To understand all this confusion, we first need to take a step back and understand something about Docker security. Like the Chrome sandbox, Docker has its ways of restricting the extent to which a running Docker container can interact with the host.
Like any Linux process, a container requests whatever it needs from the operating system kernel using system calls. However, a container could be used to wreak havoc on the host if it is allowed to run whatever system calls it wants and then is successfully breached by an attacker. Fortunately, Linux provides a feature called seccomp that can restrict system calls to only the ones that are required, minimising the attack surface.
In Docker, this restriction is applied by means of a seccomp profile, basically a JSON file whitelisting the system calls to be allowed. Docker’s default seccomp profile restricts access to system calls enough that it prevents many known exploits, but this also prevents more complex applications that need additional system calls – such as Chrome – from working under Docker.
That chrome.json I mentioned earlier is a custom seccomp profile painstakingly created by one Jess Frazelle, intended to allow the system calls that Chrome needs but no more than necessary. This should be more secure than disabling the sandbox or running Chrome with the SYS_ADMIN capability.
A Third Attempt with chrome.json
Let’s give it a try. Download chrome.json and place it in the same folder as main.js, the Dockerfile and everything else. Then, run the container as follows:
sudo docker run --security-opt seccomp=path/to/chrome.json pupdock
This time, there’s no output at all – which is good, because it means the errors are gone. To ensure that it really worked, we’ll grab the screenshot from inside the stopped container. First, get the container ID by running:
sudo docker container ls -a
Then, copy the screenshot from the container to the current working directory as follows, taking care to replace 7af0d705a751 with the actual ID of the container:
sudo docker cp 7af0d705a751:/puppeteer/screenshot.png ./screenshot.png
Additional Notes
I omitted a few things to avoid breaking the flow of this article, so I’ll mention them here briefly:
- That
SYS_ADMINcapability we saw mentioned earlier belongs to another Linux security feature: capabilities, which are also related to seccomp profiles. - If you need to pass a custom seccomp profile in a docker-compose.yaml file, see Riccardo Manzan’s Stack Overflow answer for an example.

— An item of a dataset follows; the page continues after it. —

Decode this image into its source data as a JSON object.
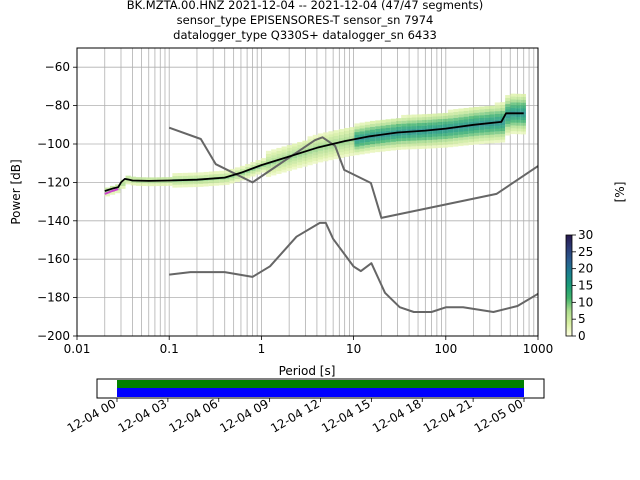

- If you run into other issues, use the dumpio setting to get more verbose output. It’s a little hard to separate the real errors from the noise, but it does help. Be sure to run in headless mode (it doesn’t make sense to run the GUI browser under Docker), and disable the GPU (
--disable-gpu) if you see related errors.
Conclusion
Running Puppeteer under Docker might sound like an unusual requirement, perhaps overkill, but it does open up a window onto the interesting world of Docker security. Chrome’s complexity requires that it be granted more permissions than the typical Docker container.
It is unfortunate that the intricacies around getting Puppeteer to work under Docker are so poorly documented. However, once we learn a little about Docker security – and the Linux security features that it builds on – the solution of using a custom seccomp profile begins to make sense.